Apple’s browser Safari 14 will arrive with iOS 14 and macOS Big Sur. Users can log in to websites that support this new feature through Face ID or Touch ID. Safari 14 has been confirmed in the beta version of the browser. In addition, Apple also details the working principle of this feature for developers in the WWDC video. This feature is built on the WebAuthn component based on the FIDO2 standard and developed by the FIDO Alliance. It can make logging into a website as easy as logging into an app by Touch ID or Face ID.
WebAuthn is an API that hopes to make web login easier and more secure. General login passwords are easy to guess and vulnerable to phishing attacks. Unlike conventional passwords, WebAuthn uses public-key encryption technology.
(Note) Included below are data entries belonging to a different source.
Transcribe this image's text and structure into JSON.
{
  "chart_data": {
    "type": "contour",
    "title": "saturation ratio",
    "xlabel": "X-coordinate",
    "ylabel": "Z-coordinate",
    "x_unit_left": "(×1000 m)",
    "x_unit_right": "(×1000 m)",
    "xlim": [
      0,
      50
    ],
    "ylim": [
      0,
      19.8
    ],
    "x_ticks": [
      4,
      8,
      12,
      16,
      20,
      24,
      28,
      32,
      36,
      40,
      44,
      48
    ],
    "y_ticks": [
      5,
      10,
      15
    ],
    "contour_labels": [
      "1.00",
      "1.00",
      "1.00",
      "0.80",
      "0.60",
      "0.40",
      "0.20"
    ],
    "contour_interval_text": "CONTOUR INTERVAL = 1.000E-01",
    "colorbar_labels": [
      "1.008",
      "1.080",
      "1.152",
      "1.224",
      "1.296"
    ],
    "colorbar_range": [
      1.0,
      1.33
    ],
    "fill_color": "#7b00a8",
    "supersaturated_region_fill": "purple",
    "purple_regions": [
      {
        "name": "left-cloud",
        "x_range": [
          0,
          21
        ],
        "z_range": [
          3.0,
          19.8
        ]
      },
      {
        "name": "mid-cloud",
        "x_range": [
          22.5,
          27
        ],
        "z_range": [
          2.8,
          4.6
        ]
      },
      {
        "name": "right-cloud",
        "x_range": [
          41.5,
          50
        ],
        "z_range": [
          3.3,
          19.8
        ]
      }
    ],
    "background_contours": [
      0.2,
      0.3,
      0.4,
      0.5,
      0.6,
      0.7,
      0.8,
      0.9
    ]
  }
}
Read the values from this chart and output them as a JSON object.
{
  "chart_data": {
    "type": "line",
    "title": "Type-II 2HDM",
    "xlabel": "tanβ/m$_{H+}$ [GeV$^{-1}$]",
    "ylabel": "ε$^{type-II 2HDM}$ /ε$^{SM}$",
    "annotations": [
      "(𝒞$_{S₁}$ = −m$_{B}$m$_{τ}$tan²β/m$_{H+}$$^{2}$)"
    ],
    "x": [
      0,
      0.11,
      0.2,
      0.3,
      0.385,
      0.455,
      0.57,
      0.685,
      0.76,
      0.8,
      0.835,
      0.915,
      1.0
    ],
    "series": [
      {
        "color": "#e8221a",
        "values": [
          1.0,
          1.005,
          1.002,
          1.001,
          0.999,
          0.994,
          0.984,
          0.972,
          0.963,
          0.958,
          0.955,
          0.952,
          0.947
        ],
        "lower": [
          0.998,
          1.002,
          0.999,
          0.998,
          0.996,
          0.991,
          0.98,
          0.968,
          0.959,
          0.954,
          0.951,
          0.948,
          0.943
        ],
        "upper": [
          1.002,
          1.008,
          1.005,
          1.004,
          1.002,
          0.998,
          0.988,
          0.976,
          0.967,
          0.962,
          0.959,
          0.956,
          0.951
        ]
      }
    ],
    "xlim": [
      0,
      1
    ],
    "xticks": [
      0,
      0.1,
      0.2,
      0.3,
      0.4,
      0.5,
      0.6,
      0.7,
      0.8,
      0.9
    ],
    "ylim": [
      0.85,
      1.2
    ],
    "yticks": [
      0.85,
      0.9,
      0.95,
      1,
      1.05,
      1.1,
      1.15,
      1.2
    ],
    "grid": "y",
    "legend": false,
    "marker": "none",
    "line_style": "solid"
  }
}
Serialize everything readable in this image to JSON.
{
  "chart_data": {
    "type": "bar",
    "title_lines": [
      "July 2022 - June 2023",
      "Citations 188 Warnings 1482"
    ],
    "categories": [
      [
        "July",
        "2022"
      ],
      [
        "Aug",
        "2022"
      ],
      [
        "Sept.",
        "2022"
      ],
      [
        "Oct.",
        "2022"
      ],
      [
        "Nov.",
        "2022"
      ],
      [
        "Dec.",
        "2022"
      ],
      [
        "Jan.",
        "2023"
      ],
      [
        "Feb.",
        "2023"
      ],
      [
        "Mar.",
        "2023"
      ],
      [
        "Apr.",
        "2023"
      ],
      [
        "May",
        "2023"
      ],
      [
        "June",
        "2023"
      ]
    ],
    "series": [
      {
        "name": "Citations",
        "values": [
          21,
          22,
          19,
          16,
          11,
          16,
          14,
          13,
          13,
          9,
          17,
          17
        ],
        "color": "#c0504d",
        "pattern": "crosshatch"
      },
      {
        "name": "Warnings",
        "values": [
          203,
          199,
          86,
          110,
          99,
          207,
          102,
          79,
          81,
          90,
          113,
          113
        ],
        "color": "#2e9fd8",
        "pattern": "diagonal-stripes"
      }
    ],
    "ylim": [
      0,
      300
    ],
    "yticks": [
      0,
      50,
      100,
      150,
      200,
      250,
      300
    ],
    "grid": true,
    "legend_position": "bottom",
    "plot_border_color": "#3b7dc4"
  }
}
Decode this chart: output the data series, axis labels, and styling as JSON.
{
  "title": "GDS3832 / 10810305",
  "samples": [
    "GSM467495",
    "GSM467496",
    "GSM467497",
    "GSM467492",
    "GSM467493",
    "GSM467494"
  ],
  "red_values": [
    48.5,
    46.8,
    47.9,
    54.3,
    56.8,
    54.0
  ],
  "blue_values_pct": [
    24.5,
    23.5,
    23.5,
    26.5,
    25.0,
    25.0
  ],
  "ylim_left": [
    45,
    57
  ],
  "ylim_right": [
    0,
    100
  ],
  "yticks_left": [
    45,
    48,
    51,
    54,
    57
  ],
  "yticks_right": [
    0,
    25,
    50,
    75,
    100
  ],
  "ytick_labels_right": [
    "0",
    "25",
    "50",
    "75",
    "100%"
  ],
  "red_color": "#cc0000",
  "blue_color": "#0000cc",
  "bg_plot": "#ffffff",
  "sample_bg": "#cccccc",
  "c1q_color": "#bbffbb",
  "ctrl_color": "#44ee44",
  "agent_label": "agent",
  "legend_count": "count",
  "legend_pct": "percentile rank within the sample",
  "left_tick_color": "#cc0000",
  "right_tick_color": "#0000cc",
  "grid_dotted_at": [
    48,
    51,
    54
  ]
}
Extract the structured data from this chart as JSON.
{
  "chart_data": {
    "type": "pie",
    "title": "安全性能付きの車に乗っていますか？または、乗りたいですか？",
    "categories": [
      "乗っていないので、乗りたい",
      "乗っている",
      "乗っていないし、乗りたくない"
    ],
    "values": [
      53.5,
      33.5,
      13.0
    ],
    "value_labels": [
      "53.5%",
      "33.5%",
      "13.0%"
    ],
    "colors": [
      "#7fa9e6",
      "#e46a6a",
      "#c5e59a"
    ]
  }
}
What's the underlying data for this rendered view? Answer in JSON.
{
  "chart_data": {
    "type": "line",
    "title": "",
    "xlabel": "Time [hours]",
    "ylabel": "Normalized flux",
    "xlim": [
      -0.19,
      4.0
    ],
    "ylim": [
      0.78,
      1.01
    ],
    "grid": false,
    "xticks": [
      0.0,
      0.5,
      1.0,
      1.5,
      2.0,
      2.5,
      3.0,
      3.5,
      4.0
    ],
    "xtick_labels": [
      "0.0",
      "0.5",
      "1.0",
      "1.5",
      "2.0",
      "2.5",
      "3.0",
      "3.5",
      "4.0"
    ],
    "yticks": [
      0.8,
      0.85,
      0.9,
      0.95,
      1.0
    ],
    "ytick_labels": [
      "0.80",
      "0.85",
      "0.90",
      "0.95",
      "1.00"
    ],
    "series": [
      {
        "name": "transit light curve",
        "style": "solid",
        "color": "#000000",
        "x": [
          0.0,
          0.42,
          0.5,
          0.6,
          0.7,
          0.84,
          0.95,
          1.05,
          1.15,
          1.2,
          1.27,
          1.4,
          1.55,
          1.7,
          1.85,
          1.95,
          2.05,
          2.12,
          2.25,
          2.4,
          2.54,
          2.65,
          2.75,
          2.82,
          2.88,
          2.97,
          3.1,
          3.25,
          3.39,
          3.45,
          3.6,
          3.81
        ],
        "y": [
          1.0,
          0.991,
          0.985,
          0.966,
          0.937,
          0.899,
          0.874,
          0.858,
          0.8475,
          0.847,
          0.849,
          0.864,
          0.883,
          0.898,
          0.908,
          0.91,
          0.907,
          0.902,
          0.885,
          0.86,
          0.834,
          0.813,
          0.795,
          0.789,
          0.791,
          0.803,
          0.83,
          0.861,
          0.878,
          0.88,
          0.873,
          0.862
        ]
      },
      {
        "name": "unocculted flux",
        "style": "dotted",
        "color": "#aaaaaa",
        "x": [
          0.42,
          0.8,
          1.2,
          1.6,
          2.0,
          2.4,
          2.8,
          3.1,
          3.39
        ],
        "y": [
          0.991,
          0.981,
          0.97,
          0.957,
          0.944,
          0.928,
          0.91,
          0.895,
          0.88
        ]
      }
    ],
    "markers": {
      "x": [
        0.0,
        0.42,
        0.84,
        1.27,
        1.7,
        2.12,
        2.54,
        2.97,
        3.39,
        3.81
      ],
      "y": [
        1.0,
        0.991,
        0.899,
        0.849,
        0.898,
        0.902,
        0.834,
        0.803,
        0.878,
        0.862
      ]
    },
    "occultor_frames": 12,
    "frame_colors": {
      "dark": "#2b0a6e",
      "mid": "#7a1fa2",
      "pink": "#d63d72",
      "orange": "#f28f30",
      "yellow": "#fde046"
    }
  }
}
It also uses biometrics or hardware security keys to verify the identity of users. However, personal websites need to support this standard. The support of this feature in Safari 14 may greatly promote the adoption of this standard.
This feature update is not part of Apple’s first support of the FIDO2 standard. Last year’s iOS 13.3 supported some physical security keys that conformed to the FIDO2 standard on the Safari browser. These security keys provide more protection for the user’s account. This is important because an attacker needs physical access to the user’s key to access their account. In 2019, Safari on macOS also supports security keys. However, the new Safari 14 function will be more seamless. It mainly relies on the biometric security information built into Apple devices and does not require the use of separate hardware in the form of a security key.
Similar to what the Android system offers
The new features of the iOS system are similar to the previous Android system. Google’s mobile operating system received FIDO2 certification last year, after which Google announced that users can log in to some of its services through the Chrome browser on Android without a password.
In the past, Apple devices have been able to use Touch ID and Face ID during online login. However, before the update, this feature relied on using biometric security technology to automatically fill in previously-stored passwords on the website. Once set up, WebAuthn can be used to bypass the password filling process, which means it is not susceptible to similar attacks that can lead to insecure passwords.
Earlier this year, Apple joined the FIDO alliance and became a member of the growing team that supports the FIDO2 standard. Like Google, Microsoft also announced a password-free plan for Windows 10 last year, and in 2018 began allowing users to log in to their accounts on the Edge browser using security keys and the biometric Windows Hello security feature.